Although other companies offer co-occurrence mapping tools, applying a generic linguistics tool to a complex area like cancer is “a steep and difficult process,” said Biomax’s Heumann. “We have focused on cancer and to that end I am not sure there is anyone out there with a generic linguistics co-occurrence tool that could compete in terms of pure accuracy and efficiency with what we are doing.”
Heumann explained that there is an “art” to using software to increase the efficiency of manual curation. “Clearly manual labor is rate-limiting. The more effectively you can prepare that, while having the required recall so you don’t miss anything and so you don’t convolute the results with non-relevant information for precision’s sake, those are the two objectives that you cannot master solely by automatic processes.”
Once the automated text mining is complete, humans step in. “If they see at least one true, by their reading, sentence that shows an association between a cancer gene and a cancer term, they say, ‘That is one we should go in and manually annotate,’” Klemm said.
When the automated process identifies an association that the curators do not deem to be true, that information is counted as a false positive and not annotated, she said, noting that the co-occurrence of two terms in a sentence does not necessarily describe a scientific relationship between the terms.
Assigning the Codes
As the scientific curators read the sentences in the abstracts, they manually assign role codes and evidence codes to the terms. Role codes describe the scientific and semantic association of a given gene with a cancer type or drug term, while evidence codes outline the experimental results that support the annotation.
“An example for a role code could be, ‘chemical or drug affects gene product,’” Klemm said. “An evidence code has items such as, ‘author’s statement,’ or, ‘inferred from computational analysis, or ‘inferred from experiment’ [indicating] how you know that information.”
The evidence code also makes the supporting information “computable,” by mapping it to defined vocabularies, Heumann said.
Specifically, the project draws on the NCI Thesaurus, a controlled vocabulary that assigns a “concept code” to a given term that acts as “a stabilizing feature” for terms that can have many synonyms, Klemm said
“When Sophic and Biomax do their automated mining, they can use all [possible] synonyms when they search the literature, but those all map back to the relevant concept code,” Klemm said.
In addition to the BioLT literature-mining tool, the project partners will use Biomax’s BioXM platform for integrating and managing the highly curated content, making it the “backbone” of the project, Blake said.
Heumann added that BioXM will allow researchers to take a lateral view, connecting genes to disease and genes to compounds and also to a whole range of other information such as pathways, and gene expression data. “You can now connect these things, ideally through BioXM, and navigate across silos,” he said.
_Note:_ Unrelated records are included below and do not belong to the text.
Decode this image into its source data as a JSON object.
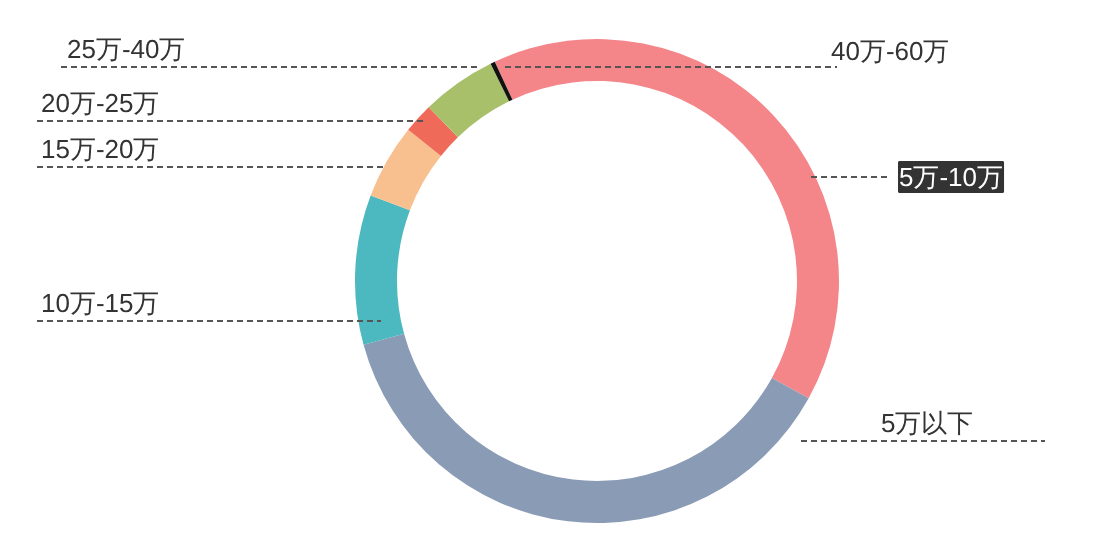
{
  "chart_data": {
    "type": "donut",
    "categories": [
      "5万-10万",
      "5万以下",
      "10万-15万",
      "15万-20万",
      "20万-25万",
      "25万-40万",
      "40万-60万"
    ],
    "values": [
      40,
      37.7,
      10,
      5,
      2,
      5,
      0.3
    ],
    "colors": [
      "#f4868a",
      "#8a9bb5",
      "#4cb8bf",
      "#f9c08f",
      "#f06a5a",
      "#a8c06a",
      "#111111"
    ]
  }
}
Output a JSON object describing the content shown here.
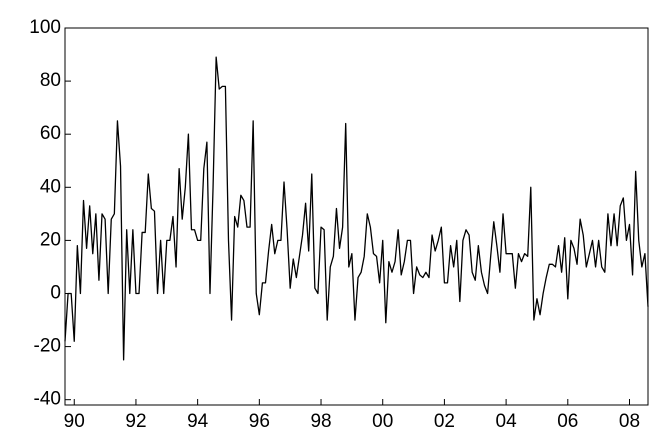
{
  "chart_data": {
    "type": "line",
    "x": [
      1989.7,
      1989.8,
      1989.9,
      1990.0,
      1990.1,
      1990.2,
      1990.3,
      1990.4,
      1990.5,
      1990.6,
      1990.7,
      1990.8,
      1990.9,
      1991.0,
      1991.1,
      1991.2,
      1991.3,
      1991.4,
      1991.5,
      1991.6,
      1991.7,
      1991.8,
      1991.9,
      1992.0,
      1992.1,
      1992.2,
      1992.3,
      1992.4,
      1992.5,
      1992.6,
      1992.7,
      1992.8,
      1992.9,
      1993.0,
      1993.1,
      1993.2,
      1993.3,
      1993.4,
      1993.5,
      1993.6,
      1993.7,
      1993.8,
      1993.9,
      1994.0,
      1994.1,
      1994.2,
      1994.3,
      1994.4,
      1994.5,
      1994.6,
      1994.7,
      1994.8,
      1994.9,
      1995.0,
      1995.1,
      1995.2,
      1995.3,
      1995.4,
      1995.5,
      1995.6,
      1995.7,
      1995.8,
      1995.9,
      1996.0,
      1996.1,
      1996.2,
      1996.3,
      1996.4,
      1996.5,
      1996.6,
      1996.7,
      1996.8,
      1996.9,
      1997.0,
      1997.1,
      1997.2,
      1997.3,
      1997.4,
      1997.5,
      1997.6,
      1997.7,
      1997.8,
      1997.9,
      1998.0,
      1998.1,
      1998.2,
      1998.3,
      1998.4,
      1998.5,
      1998.6,
      1998.7,
      1998.8,
      1998.9,
      1999.0,
      1999.1,
      1999.2,
      1999.3,
      1999.4,
      1999.5,
      1999.6,
      1999.7,
      1999.8,
      1999.9,
      2000.0,
      2000.1,
      2000.2,
      2000.3,
      2000.4,
      2000.5,
      2000.6,
      2000.7,
      2000.8,
      2000.9,
      2001.0,
      2001.1,
      2001.2,
      2001.3,
      2001.4,
      2001.5,
      2001.6,
      2001.7,
      2001.8,
      2001.9,
      2002.0,
      2002.1,
      2002.2,
      2002.3,
      2002.4,
      2002.5,
      2002.6,
      2002.7,
      2002.8,
      2002.9,
      2003.0,
      2003.1,
      2003.2,
      2003.3,
      2003.4,
      2003.5,
      2003.6,
      2003.7,
      2003.8,
      2003.9,
      2004.0,
      2004.1,
      2004.2,
      2004.3,
      2004.4,
      2004.5,
      2004.6,
      2004.7,
      2004.8,
      2004.9,
      2005.0,
      2005.1,
      2005.2,
      2005.3,
      2005.4,
      2005.5,
      2005.6,
      2005.7,
      2005.8,
      2005.9,
      2006.0,
      2006.1,
      2006.2,
      2006.3,
      2006.4,
      2006.5,
      2006.6,
      2006.7,
      2006.8,
      2006.9,
      2007.0,
      2007.1,
      2007.2,
      2007.3,
      2007.4,
      2007.5,
      2007.6,
      2007.7,
      2007.8,
      2007.9,
      2008.0,
      2008.1,
      2008.2,
      2008.3,
      2008.4,
      2008.5,
      2008.6
    ],
    "series": [
      {
        "color": "#000000",
        "values": [
          -18,
          0,
          0,
          -18,
          18,
          0,
          35,
          17,
          33,
          15,
          30,
          5,
          30,
          28,
          0,
          28,
          30,
          65,
          48,
          -25,
          24,
          0,
          24,
          0,
          0,
          23,
          23,
          45,
          32,
          31,
          0,
          20,
          0,
          20,
          20,
          29,
          10,
          47,
          28,
          40,
          60,
          24,
          24,
          20,
          20,
          47,
          57,
          0,
          40,
          89,
          77,
          78,
          78,
          20,
          -10,
          29,
          25,
          37,
          35,
          25,
          25,
          65,
          0,
          -8,
          4,
          4,
          16,
          26,
          15,
          20,
          20,
          42,
          24,
          2,
          13,
          6,
          14,
          22,
          34,
          16,
          45,
          2,
          0,
          25,
          24,
          -10,
          10,
          14,
          32,
          17,
          25,
          64,
          10,
          15,
          -10,
          6,
          8,
          14,
          30,
          25,
          15,
          14,
          4,
          20,
          -11,
          12,
          8,
          12,
          24,
          7,
          12,
          20,
          20,
          0,
          10,
          7,
          6,
          8,
          6,
          22,
          16,
          20,
          25,
          4,
          4,
          18,
          10,
          20,
          -3,
          20,
          24,
          22,
          8,
          5,
          18,
          8,
          3,
          0,
          14,
          27,
          18,
          8,
          30,
          15,
          15,
          15,
          2,
          15,
          12,
          15,
          14,
          40,
          -10,
          -2,
          -8,
          0,
          6,
          11,
          11,
          10,
          18,
          8,
          21,
          -2,
          20,
          17,
          11,
          28,
          22,
          10,
          15,
          20,
          10,
          20,
          10,
          8,
          30,
          18,
          30,
          18,
          33,
          36,
          20,
          26,
          7,
          46,
          20,
          10,
          15,
          -5
        ]
      }
    ],
    "xlim": [
      1989.7,
      2008.6
    ],
    "xticks": [
      {
        "value": 1990,
        "label": "90"
      },
      {
        "value": 1992,
        "label": "92"
      },
      {
        "value": 1994,
        "label": "94"
      },
      {
        "value": 1996,
        "label": "96"
      },
      {
        "value": 1998,
        "label": "98"
      },
      {
        "value": 2000,
        "label": "00"
      },
      {
        "value": 2002,
        "label": "02"
      },
      {
        "value": 2004,
        "label": "04"
      },
      {
        "value": 2006,
        "label": "06"
      },
      {
        "value": 2008,
        "label": "08"
      }
    ],
    "ylim": [
      -42,
      100
    ],
    "yticks": [
      -40,
      -20,
      0,
      20,
      40,
      60,
      80,
      100
    ],
    "grid": false
  }
}
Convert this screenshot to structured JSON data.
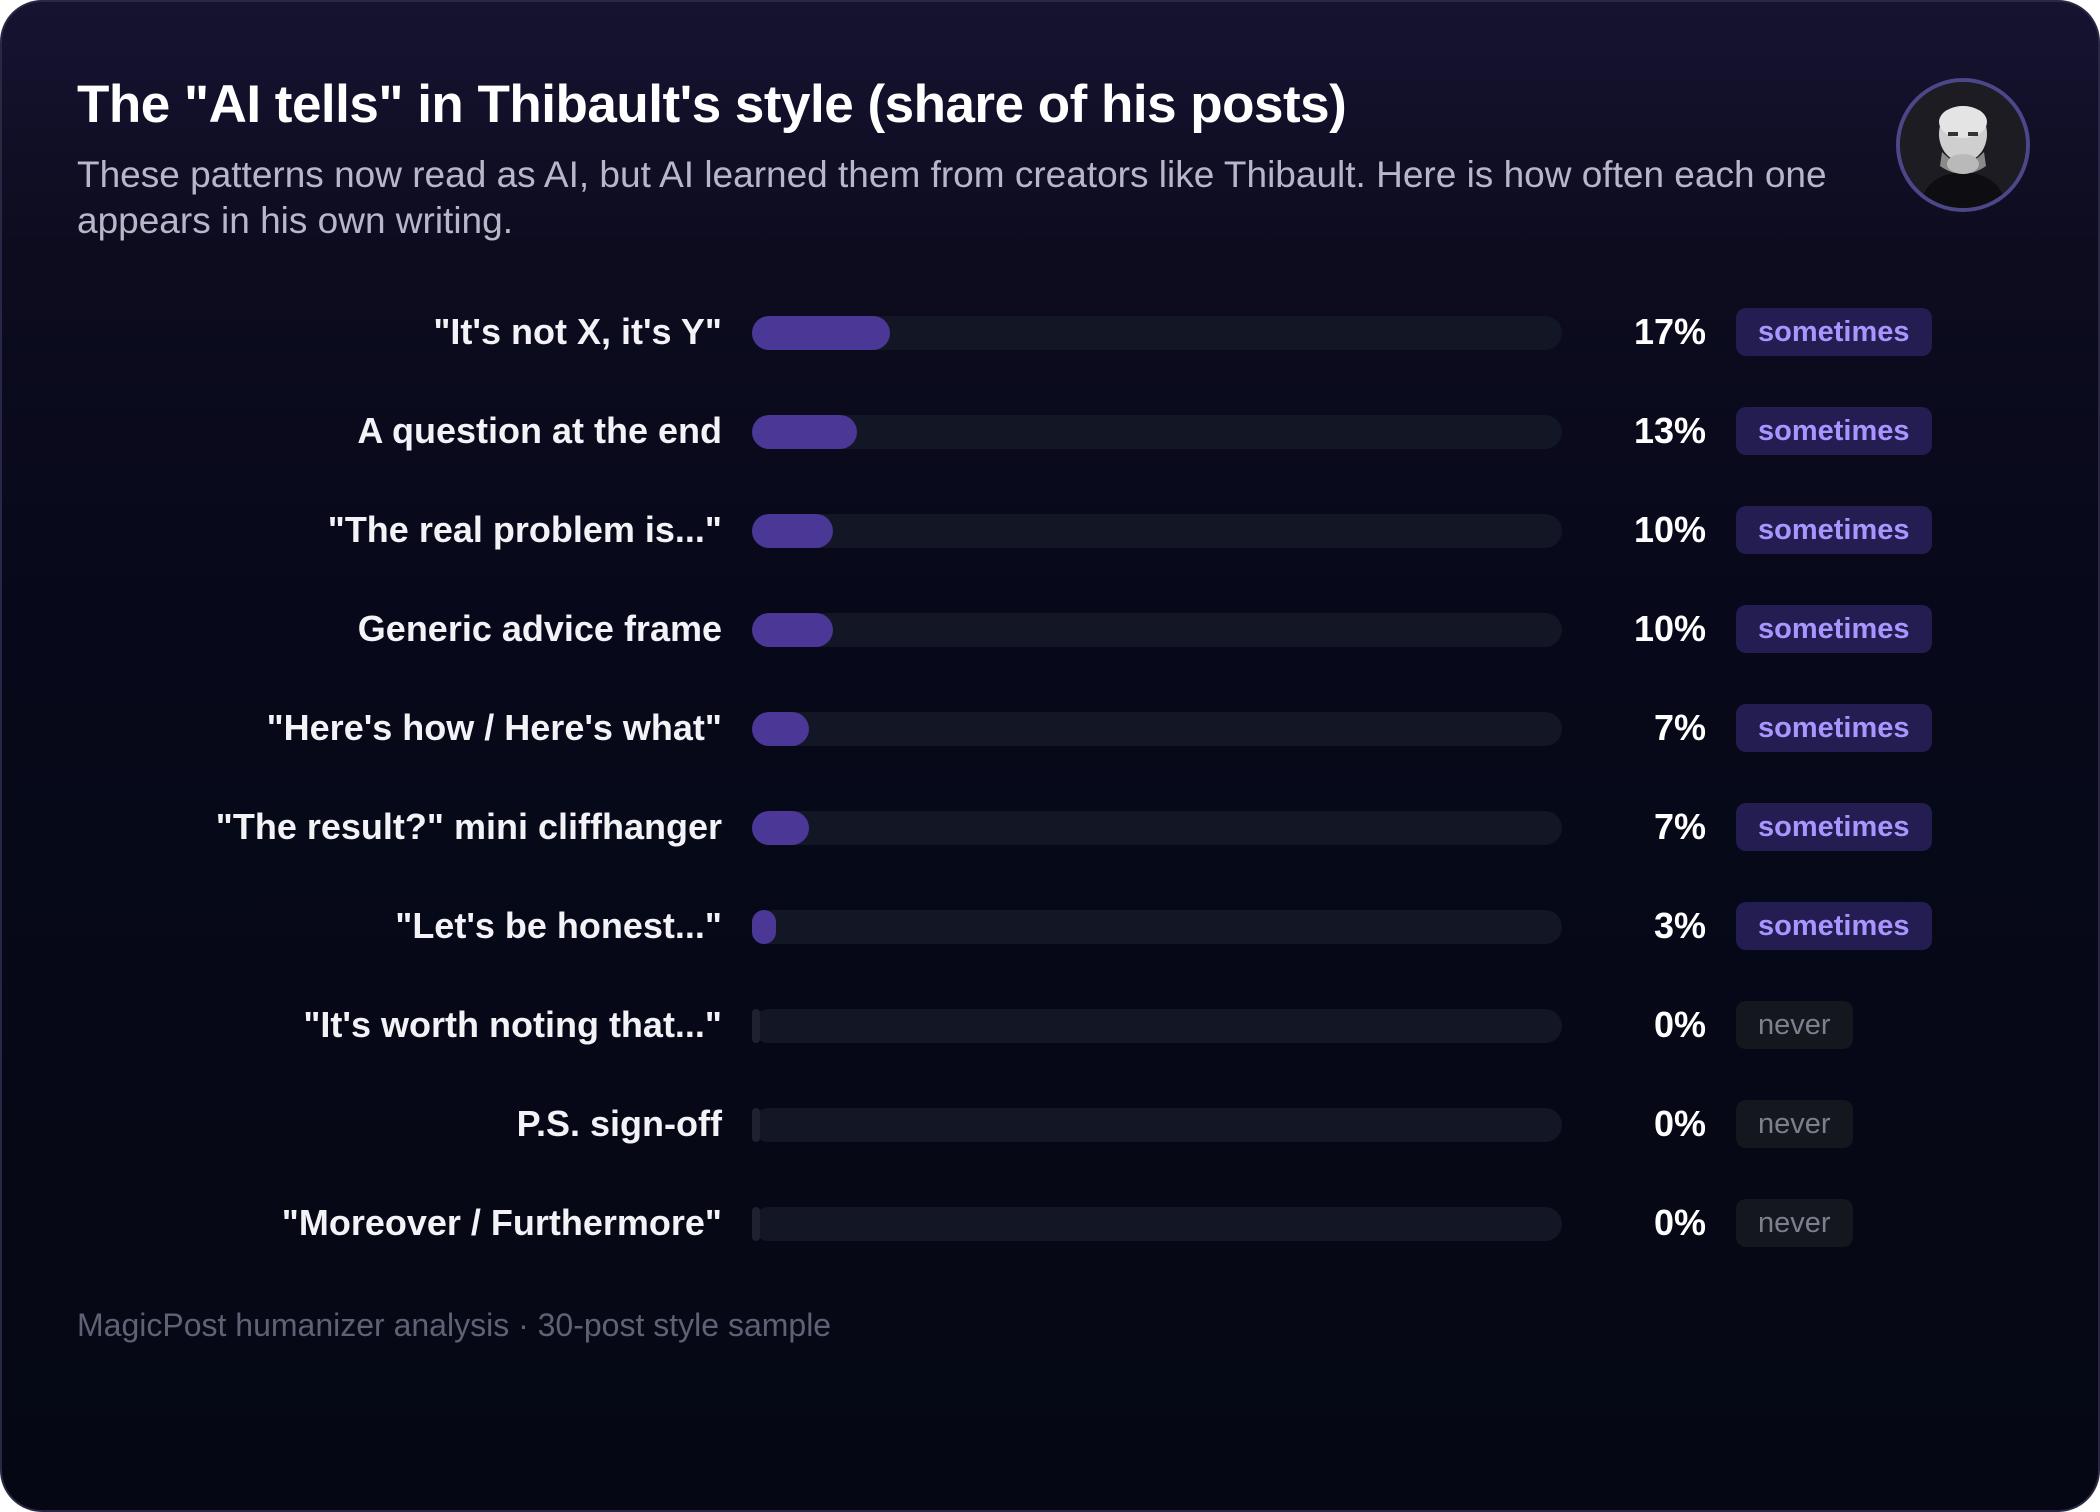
{
  "header": {
    "title": "The \"AI tells\" in Thibault's style (share of his posts)",
    "subtitle": "These patterns now read as AI, but AI learned them from creators like Thibault. Here is how often each one appears in his own writing."
  },
  "footer": {
    "source": "MagicPost humanizer analysis · 30-post style sample"
  },
  "colors": {
    "bar_fill": "#4a3796",
    "bar_track": "#131624",
    "badge_sometimes_bg": "#231d52",
    "badge_sometimes_text": "#a995ff",
    "badge_never_bg": "#15171f",
    "badge_never_text": "#7d7f8c"
  },
  "chart_data": {
    "type": "bar",
    "orientation": "horizontal",
    "title": "The \"AI tells\" in Thibault's style (share of his posts)",
    "subtitle": "These patterns now read as AI, but AI learned them from creators like Thibault. Here is how often each one appears in his own writing.",
    "xlim": [
      0,
      100
    ],
    "grid": false,
    "categories": [
      "\"It's not X, it's Y\"",
      "A question at the end",
      "\"The real problem is...\"",
      "Generic advice frame",
      "\"Here's how / Here's what\"",
      "\"The result?\" mini cliffhanger",
      "\"Let's be honest...\"",
      "\"It's worth noting that...\"",
      "P.S. sign-off",
      "\"Moreover / Furthermore\""
    ],
    "values": [
      17,
      13,
      10,
      10,
      7,
      7,
      3,
      0,
      0,
      0
    ],
    "value_labels": [
      "17%",
      "13%",
      "10%",
      "10%",
      "7%",
      "7%",
      "3%",
      "0%",
      "0%",
      "0%"
    ],
    "badges": [
      "sometimes",
      "sometimes",
      "sometimes",
      "sometimes",
      "sometimes",
      "sometimes",
      "sometimes",
      "never",
      "never",
      "never"
    ]
  }
}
Sophic and Biomax have a longstanding relationship. Sophic, a US government contractor and the lead integrator for this project, was originally founded to partner with Biomax Informatics and distribute its products in the US. The project team is thinking about ways to make transparent how the information in the Cancer Gene Index was generated. One way, said Klemm, is a paper in a peer-reviewed journal.
“Having a peer-reviewed article with very detailed descriptions of analyses and statistics on the data will be an important resource to the community to go along with the data set,” she said.